The quiet scandal in corporate climate action is not the absence of targets. It is that much of the global food system’s climate ambition still rests on numbers that cannot be independently verified.
A recent press release by Koltiva, a Swiss-based agritech and supply-chain traceability company, draws attention to this fault line. It notes that agriculture and food systems account for nearly one-third of global greenhouse gas emissions, yet most of this footprint remains invisible at farm level. The company, which works with millions of smallholder producers to digitise and trace agricultural supply chains, argues that the credibility of corporate Net Zero commitments is being undermined by weak data from the very landscapes where emissions are generated.
According to the release, 82 per cent of corporate Net Zero targets remain unverified because companies lack reliable information on Scope 3 emissions and land-use change. Much of this gap lies beyond factory gates, in fields, grazing lands, and forest margins where production is informal, records are sparse, and monitoring systems are thin.
Read also: East Africa risks €2.75B in farm exports as EU traceability rules expose major compliance gap
On the ground, smallholder farmers across Africa are making daily production decisions under intense financial pressure, balancing household needs against rising input costs and uncertain yields. Many expand cultivation or cut back on inputs simply to keep their farms and families afloat. Taken together across millions of farms, these survival-driven choices quietly shape the global emissions profile of food, yet remain largely absent from corporate climate accounts.
For African agriculture, this problem is structural. The continent supplies cocoa, coffee, tea, palm oil, timber and livestock products to global markets that are now tightening sustainability rules. Yet most of this production is carried out by smallholders farming fragmented plots under complex tenure systems. Data on fertiliser use, soil management, energy inputs, or land conversion is rarely collected consistently, making precise carbon accounting difficult.

Deforestation illustrates the stakes. The Koltiva release cites data showing that roughly 75 per cent of global deforestation is driven by agricultural expansion. This aligns with assessments by organisations such as the World Resources Institute, which have linked commodity production to forest loss in West and Central Africa. In cocoa-growing regions of Ghana and Côte d’Ivoire, for example, incremental clearing has become a survival strategy for farmers facing declining yields and rising costs.
However corporate reporting often treats land-use emissions as abstract risk categories rather than geographically specific realities. Many companies still rely on aggregated estimates, leaving blind spots around where clearing happens, why it occurs, and who benefits from it.

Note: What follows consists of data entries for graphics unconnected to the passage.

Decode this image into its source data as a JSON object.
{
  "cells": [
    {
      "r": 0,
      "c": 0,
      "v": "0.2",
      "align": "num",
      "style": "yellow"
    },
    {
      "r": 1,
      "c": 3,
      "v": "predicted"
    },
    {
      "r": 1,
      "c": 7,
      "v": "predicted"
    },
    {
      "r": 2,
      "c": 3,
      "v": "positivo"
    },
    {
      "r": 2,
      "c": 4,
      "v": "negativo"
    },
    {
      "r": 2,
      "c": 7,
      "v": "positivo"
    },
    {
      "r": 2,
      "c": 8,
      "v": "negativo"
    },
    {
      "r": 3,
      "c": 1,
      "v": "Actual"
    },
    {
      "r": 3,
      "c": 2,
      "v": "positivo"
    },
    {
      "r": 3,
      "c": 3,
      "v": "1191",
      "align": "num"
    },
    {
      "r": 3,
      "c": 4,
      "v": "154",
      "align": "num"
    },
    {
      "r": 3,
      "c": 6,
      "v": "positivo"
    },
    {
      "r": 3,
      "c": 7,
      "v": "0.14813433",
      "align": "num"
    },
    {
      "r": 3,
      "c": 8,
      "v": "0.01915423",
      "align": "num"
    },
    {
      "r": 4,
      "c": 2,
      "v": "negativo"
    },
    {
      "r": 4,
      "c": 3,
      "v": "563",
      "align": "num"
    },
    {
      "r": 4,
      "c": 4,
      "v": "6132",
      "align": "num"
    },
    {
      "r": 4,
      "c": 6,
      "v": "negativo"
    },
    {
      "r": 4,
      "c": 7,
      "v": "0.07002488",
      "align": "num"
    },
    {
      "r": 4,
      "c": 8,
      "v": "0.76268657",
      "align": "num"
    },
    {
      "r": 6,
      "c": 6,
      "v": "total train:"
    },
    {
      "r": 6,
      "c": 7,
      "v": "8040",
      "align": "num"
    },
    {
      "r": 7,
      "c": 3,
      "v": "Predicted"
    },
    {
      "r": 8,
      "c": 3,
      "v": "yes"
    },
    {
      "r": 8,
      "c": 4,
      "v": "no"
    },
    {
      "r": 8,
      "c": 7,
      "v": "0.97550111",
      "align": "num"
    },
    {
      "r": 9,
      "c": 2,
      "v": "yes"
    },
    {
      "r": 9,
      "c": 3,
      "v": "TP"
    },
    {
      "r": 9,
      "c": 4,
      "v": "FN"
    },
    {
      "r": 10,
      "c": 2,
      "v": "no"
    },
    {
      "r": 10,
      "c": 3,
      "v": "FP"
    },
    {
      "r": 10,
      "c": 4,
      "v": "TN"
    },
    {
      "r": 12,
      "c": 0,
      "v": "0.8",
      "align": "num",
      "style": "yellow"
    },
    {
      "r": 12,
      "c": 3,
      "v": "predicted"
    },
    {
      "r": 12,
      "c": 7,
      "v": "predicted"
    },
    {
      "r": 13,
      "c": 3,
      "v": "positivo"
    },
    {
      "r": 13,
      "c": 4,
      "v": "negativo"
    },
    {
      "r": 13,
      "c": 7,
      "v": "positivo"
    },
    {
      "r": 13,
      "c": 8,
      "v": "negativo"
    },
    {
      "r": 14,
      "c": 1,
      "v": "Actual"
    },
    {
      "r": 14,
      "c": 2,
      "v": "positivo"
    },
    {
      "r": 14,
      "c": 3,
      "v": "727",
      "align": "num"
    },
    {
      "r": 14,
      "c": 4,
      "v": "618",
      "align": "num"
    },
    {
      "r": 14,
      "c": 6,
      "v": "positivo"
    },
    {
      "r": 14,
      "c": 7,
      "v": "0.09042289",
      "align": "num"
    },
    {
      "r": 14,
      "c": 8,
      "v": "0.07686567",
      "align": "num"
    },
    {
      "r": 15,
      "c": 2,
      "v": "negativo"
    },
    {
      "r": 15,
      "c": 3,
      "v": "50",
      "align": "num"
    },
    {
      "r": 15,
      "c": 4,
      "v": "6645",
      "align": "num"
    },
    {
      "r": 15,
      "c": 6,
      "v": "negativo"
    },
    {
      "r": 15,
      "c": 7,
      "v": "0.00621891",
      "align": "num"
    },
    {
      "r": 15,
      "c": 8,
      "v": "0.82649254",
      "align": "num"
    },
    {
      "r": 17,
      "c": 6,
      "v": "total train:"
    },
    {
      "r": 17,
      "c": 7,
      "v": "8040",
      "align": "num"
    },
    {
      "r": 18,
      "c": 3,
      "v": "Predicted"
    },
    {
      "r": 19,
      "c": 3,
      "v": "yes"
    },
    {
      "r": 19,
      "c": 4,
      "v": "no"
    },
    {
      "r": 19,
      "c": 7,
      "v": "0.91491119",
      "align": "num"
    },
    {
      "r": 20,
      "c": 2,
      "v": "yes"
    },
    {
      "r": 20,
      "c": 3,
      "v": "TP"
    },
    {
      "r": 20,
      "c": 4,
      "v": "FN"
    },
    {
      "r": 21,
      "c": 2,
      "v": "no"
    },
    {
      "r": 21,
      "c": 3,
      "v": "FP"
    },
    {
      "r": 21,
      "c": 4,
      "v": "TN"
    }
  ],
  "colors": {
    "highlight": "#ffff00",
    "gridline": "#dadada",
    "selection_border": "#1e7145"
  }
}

This matters because regulatory pressure is intensifying. Under the European Union’s Deforestation Regulation and Corporate Sustainability Reporting Directive, companies must demonstrate that products are not linked to recent forest loss and that emissions claims are backed by evidence. According to European Commission guidance, operators are now expected to provide plot-level geolocation data for key commodities.
For African exporters, this represents both opportunity and danger. Verified low-deforestation, low-emissions production can protect access to premium markets. But producers who cannot document their practices risk exclusion, regardless of their actual environmental performance.

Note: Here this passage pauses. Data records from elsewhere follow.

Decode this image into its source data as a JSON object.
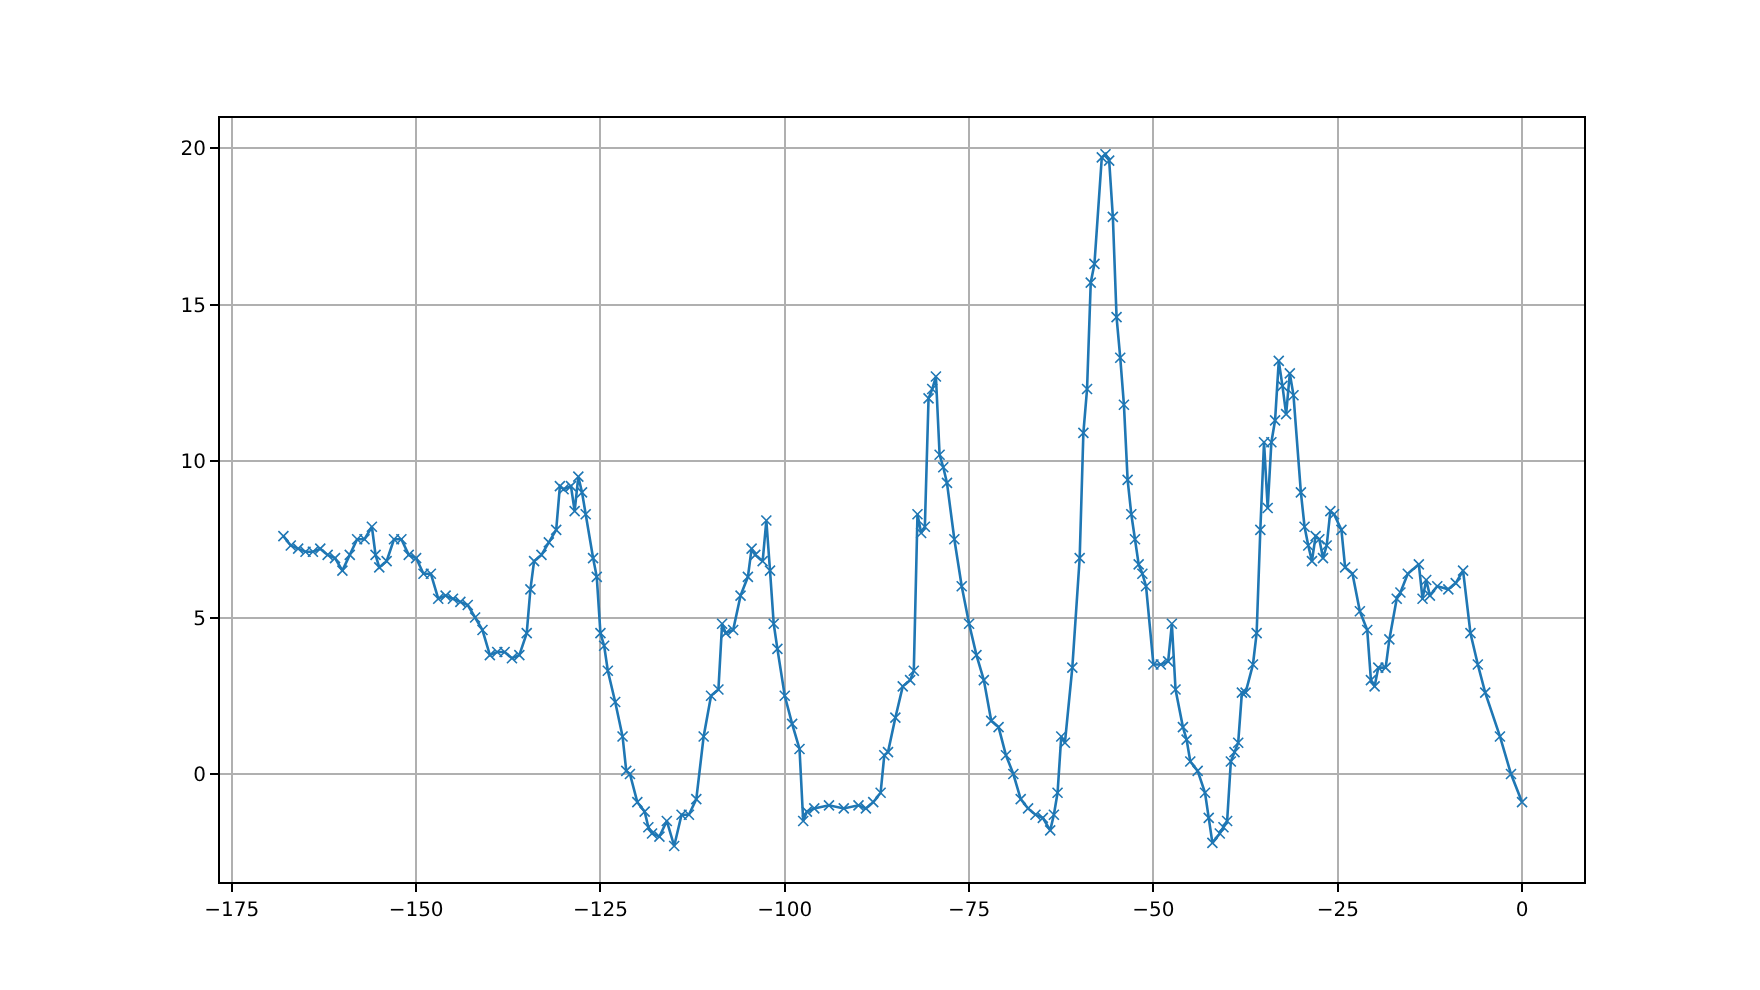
{
  "chart_data": {
    "type": "line",
    "xlim": [
      -176.6,
      8.4
    ],
    "ylim": [
      -3.45,
      20.96
    ],
    "xticks": [
      {
        "value": -175,
        "label": "−175"
      },
      {
        "value": -150,
        "label": "−150"
      },
      {
        "value": -125,
        "label": "−125"
      },
      {
        "value": -100,
        "label": "−100"
      },
      {
        "value": -75,
        "label": "−75"
      },
      {
        "value": -50,
        "label": "−50"
      },
      {
        "value": -25,
        "label": "−25"
      },
      0
    ],
    "yticks": [
      0,
      5,
      10,
      15,
      20
    ],
    "grid": true,
    "legend": false,
    "marker": "cross",
    "line_style": "solid",
    "series": [
      {
        "color": "#1f77b4",
        "x": [
          -168,
          -167,
          -166,
          -165,
          -164,
          -163,
          -162,
          -161,
          -160,
          -159,
          -158,
          -157,
          -156,
          -155.5,
          -155,
          -154,
          -153,
          -152,
          -151,
          -150,
          -149,
          -148,
          -147,
          -146,
          -145,
          -144,
          -143,
          -142,
          -141,
          -140,
          -139,
          -138,
          -137,
          -136,
          -135,
          -134.5,
          -134,
          -133,
          -132,
          -131,
          -130.5,
          -130,
          -129,
          -128.5,
          -128,
          -127.5,
          -127,
          -126,
          -125.5,
          -125,
          -124.5,
          -124,
          -123,
          -122,
          -121.5,
          -121,
          -120,
          -119,
          -118.5,
          -118,
          -117,
          -116,
          -115,
          -114,
          -113,
          -112,
          -111,
          -110,
          -109,
          -108.5,
          -108,
          -107,
          -106,
          -105,
          -104.5,
          -104,
          -103,
          -102.5,
          -102,
          -101.5,
          -101,
          -100,
          -99,
          -98,
          -97.5,
          -97,
          -96,
          -94,
          -92,
          -90,
          -89,
          -88,
          -87,
          -86.5,
          -86,
          -85,
          -84,
          -83,
          -82.5,
          -82,
          -81.5,
          -81,
          -80.5,
          -80,
          -79.5,
          -79,
          -78.5,
          -78,
          -77,
          -76,
          -75,
          -74,
          -73,
          -72,
          -71,
          -70,
          -69,
          -68,
          -67,
          -66,
          -65,
          -64,
          -63.5,
          -63,
          -62.5,
          -62,
          -61,
          -60,
          -59.5,
          -59,
          -58.5,
          -58,
          -57,
          -56.5,
          -56,
          -55.5,
          -55,
          -54.5,
          -54,
          -53.5,
          -53,
          -52.5,
          -52,
          -51.5,
          -51,
          -50,
          -49,
          -48,
          -47.5,
          -47,
          -46,
          -45.5,
          -45,
          -44,
          -43,
          -42.5,
          -42,
          -41,
          -40.5,
          -40,
          -39.5,
          -39,
          -38.5,
          -38,
          -37.5,
          -36.5,
          -36,
          -35.5,
          -35,
          -34.5,
          -34,
          -33.5,
          -33,
          -32.5,
          -32,
          -31.5,
          -31,
          -30,
          -29.5,
          -29,
          -28.5,
          -28,
          -27.5,
          -27,
          -26.5,
          -26,
          -25.5,
          -24.5,
          -24,
          -23,
          -22,
          -21,
          -20.5,
          -20,
          -19.5,
          -18.5,
          -18,
          -17,
          -16.5,
          -15.5,
          -14,
          -13.5,
          -13,
          -12.5,
          -11.5,
          -10,
          -9,
          -8,
          -7,
          -6,
          -5,
          -3,
          -1.5,
          0
        ],
        "values": [
          7.6,
          7.3,
          7.2,
          7.1,
          7.1,
          7.2,
          7.0,
          6.9,
          6.5,
          7.0,
          7.5,
          7.5,
          7.9,
          7.0,
          6.6,
          6.8,
          7.5,
          7.5,
          7.0,
          6.9,
          6.4,
          6.4,
          5.6,
          5.7,
          5.6,
          5.5,
          5.4,
          5.0,
          4.6,
          3.8,
          3.9,
          3.9,
          3.7,
          3.8,
          4.5,
          5.9,
          6.8,
          7.0,
          7.4,
          7.8,
          9.2,
          9.1,
          9.2,
          8.4,
          9.5,
          9.0,
          8.3,
          6.9,
          6.3,
          4.5,
          4.1,
          3.3,
          2.3,
          1.2,
          0.1,
          0.0,
          -0.9,
          -1.2,
          -1.7,
          -1.9,
          -2.0,
          -1.5,
          -2.3,
          -1.3,
          -1.3,
          -0.8,
          1.2,
          2.5,
          2.7,
          4.8,
          4.5,
          4.6,
          5.7,
          6.3,
          7.2,
          7.0,
          6.8,
          8.1,
          6.5,
          4.8,
          4.0,
          2.5,
          1.6,
          0.8,
          -1.5,
          -1.2,
          -1.1,
          -1.0,
          -1.1,
          -1.0,
          -1.1,
          -0.9,
          -0.6,
          0.6,
          0.7,
          1.8,
          2.8,
          3.0,
          3.3,
          8.3,
          7.7,
          7.9,
          12.0,
          12.3,
          12.7,
          10.2,
          9.8,
          9.3,
          7.5,
          6.0,
          4.8,
          3.8,
          3.0,
          1.7,
          1.5,
          0.6,
          0.0,
          -0.8,
          -1.1,
          -1.3,
          -1.4,
          -1.8,
          -1.3,
          -0.6,
          1.2,
          1.0,
          3.4,
          6.9,
          10.9,
          12.3,
          15.7,
          16.3,
          19.7,
          19.8,
          19.6,
          17.8,
          14.6,
          13.3,
          11.8,
          9.4,
          8.3,
          7.5,
          6.7,
          6.4,
          6.0,
          3.5,
          3.5,
          3.6,
          4.8,
          2.7,
          1.5,
          1.1,
          0.4,
          0.1,
          -0.6,
          -1.4,
          -2.2,
          -1.9,
          -1.7,
          -1.5,
          0.4,
          0.7,
          1.0,
          2.6,
          2.6,
          3.5,
          4.5,
          7.8,
          10.6,
          8.5,
          10.6,
          11.3,
          13.2,
          12.4,
          11.5,
          12.8,
          12.1,
          9.0,
          7.9,
          7.3,
          6.8,
          7.6,
          7.5,
          6.9,
          7.3,
          8.4,
          8.3,
          7.8,
          6.6,
          6.4,
          5.2,
          4.6,
          3.0,
          2.8,
          3.4,
          3.4,
          4.3,
          5.6,
          5.8,
          6.4,
          6.7,
          5.6,
          6.2,
          5.7,
          6.0,
          5.9,
          6.1,
          6.5,
          4.5,
          3.5,
          2.6,
          1.2,
          0.0,
          -0.9
        ]
      }
    ]
  }
}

Koltiva’s response to this dilemma centres on combining satellite monitoring with verified field-level data. Its platforms integrate geospatial imagery with information on farming practices, fertiliser application, livestock management, and land use. The aim, according to the company, is to move from broad estimates to auditable, decision-ready emissions data.

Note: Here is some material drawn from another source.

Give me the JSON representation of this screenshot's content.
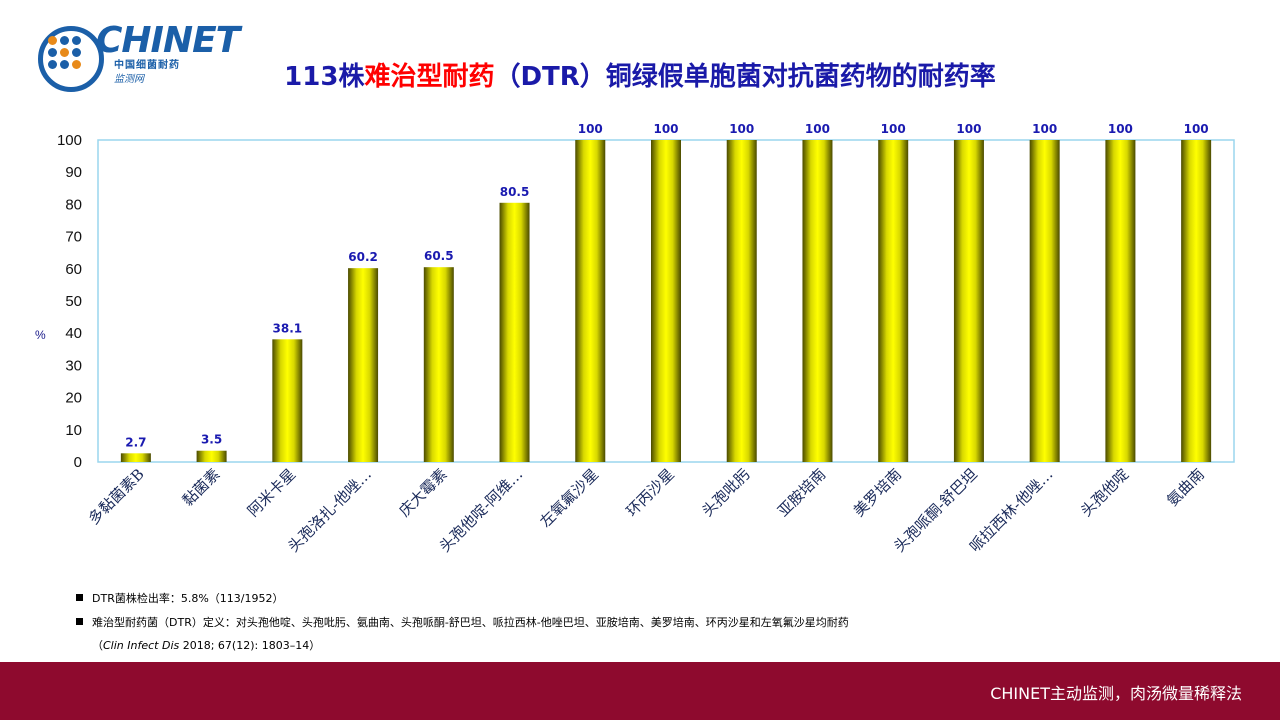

Read also: Corporate climate targets go mainstream as 10,000 companies win SBTi validation
This “ground-truthing” approach reflects a growing consensus in climate accounting. Satellites can detect canopy loss or vegetation stress, but they cannot explain the practices behind those patterns. Linking remote sensing to structured, on-the-ground data is what allows emissions figures to withstand scrutiny from regulators, investors, and buyers.
However, building such systems is neither simple nor cheap. It requires trained field staff, digital infrastructure, repeated farmer engagement, and robust data governance. In many rural African regions, weak connectivity and limited extension services remain major constraints. According to the GSMA, nearly half of rural Africans still lack mobile internet access.
The financing question is therefore central. The Koltiva release links credible emissions data to investor confidence, regulatory compliance, and market resilience. But development institutions such as the African Development Bank have warned that “green compliance costs” could become a new barrier for small exporters unless concessional finance and blended funding are scaled up.

The deeper issue is how Scope 3 emissions are understood. In many boardrooms, they remain a reporting headache. In agricultural supply chains, they are where transformation must happen: in how land is managed, how soils are nourished, how forests are protected, and how yields are raised without expanding into new land.
The Koltiva release underscores this point, noting that without reliable, interoperable farm-level data, companies struggle to identify hotspots, deploy targeted interventions, or meet climate commitments. As standards such as the Science Based Targets initiative’s FLAG guidance and ISO 14068 tighten scrutiny of carbon claims, vague assurances are becoming harder to sustain.
The credibility crisis in food-sector climate action is not, at its core, about technology. It is about whether transparency becomes a pathway to shared value or another filter that decides who stays in global markets.
As pressure grows for companies to prove real progress, the farms of Africa are no longer peripheral to climate governance. They are where credibility will be won or lost.